The Romney/Ryan proposal to transform Medicare’s guaranteed benefit into a “premium support” structure for future retirees could increase costs by almost $60,000 for seniors reaching the age of 65 in 2023, a new report from the Center for American Progress finds. Current seniors would also have to pay more for preventive, hospital, and physician services should Romney and Ryan repeal the Affordable Care Act, facing an increase in health spending of between $7,900 and $18,600 over the course of their retirement.
Beginning in 2023, Romney’s proposal — which is modeled heavily on Paul Ryan’s FY 2013 budget — would provide all retirees with a premium support subsidy to buy coverage from an exchange of private insurance plans or traditional Medicare. Private insurance plans in each geographical area would bid for how much they would charge to provide Medicare benefits and the premium subsidy would be tied to the premium of the plan with the second-lowest cost, or the premium for traditional Medicare—whichever is lower. If seniors choose a plan that costs more than the voucher, they will have to pay the difference. As a result, most seniors will have to spend more on coverage. Here are 5 reasons why:
1) Current seniors will pay more. The premium support structure does not kick in until 2023, so current seniors will remain in the existing Medicare program. But should Romney/Ryan repeal the Affordable Care Act’s savings, beneficiaries will face higher cost sharing and premiums (particularly for preventive services) and seniors who have received prescription drug discounts, will now pay more for their medications. What’s more, Romney/Ryan would lower Medicaid spending significantly beginning next year, shifting federal spending to states and beneficiaries, and increasing costs for the 9 million Medicare recipients who are dependent on Medicaid.

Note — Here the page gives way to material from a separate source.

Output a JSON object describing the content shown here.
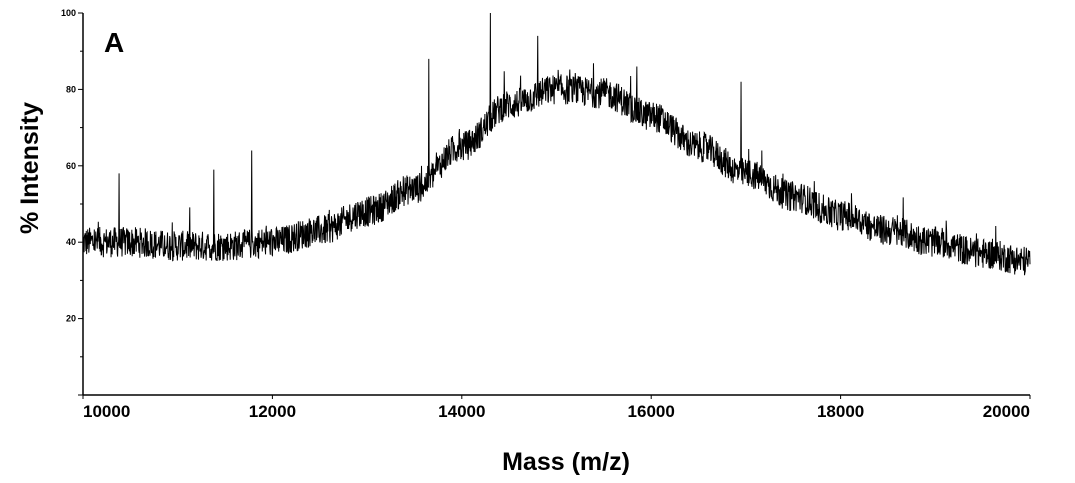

2) Cost shift to future retirees. The average beneficiary will receive a premium support credit of $7,500 in 2023 to purchase coverage in traditional Medicare or private insurance. But that amount will only grow at a rate of GDP plus 1.5 percentage points and will not keep up with health care costs. So while the federal government will spend less on the program, seniors will pay more in premiums.
3) Private insurers will charge more. Private plans lack the market clout and efficiencies of traditional Medicare, experience higher profits and administrative costs, and will charge more for the same coverage seniors currently enjoy in the traditional program.
4) Private insurers will cherry pick the healthiest beneficiaries. The existing private plans in Medicare — insurers that participate in Medicare Advantage — have long attracted the healthiest, lowest-cost enrollees from the Medicare population. Without robust regulations, private insurers will have an incentive to ramp up benefits that attract healthier seniors (i.e. preventive services), while playing down care that sicker beneficiaries rely on (i.e. chemotherapy or services to manage expensive chronic conditions). If healthier applicants leave the program, premiums for traditional Medicare will increase.
5) Medicare will yield fewer savings. As some seniors opt out of traditional Medicare and enter into private coverage, “Medicare’s market share will fall and neither Medicare nor any single private insurer would have sufficient market share to negotiate provider prices as low as Medicare can achieve.”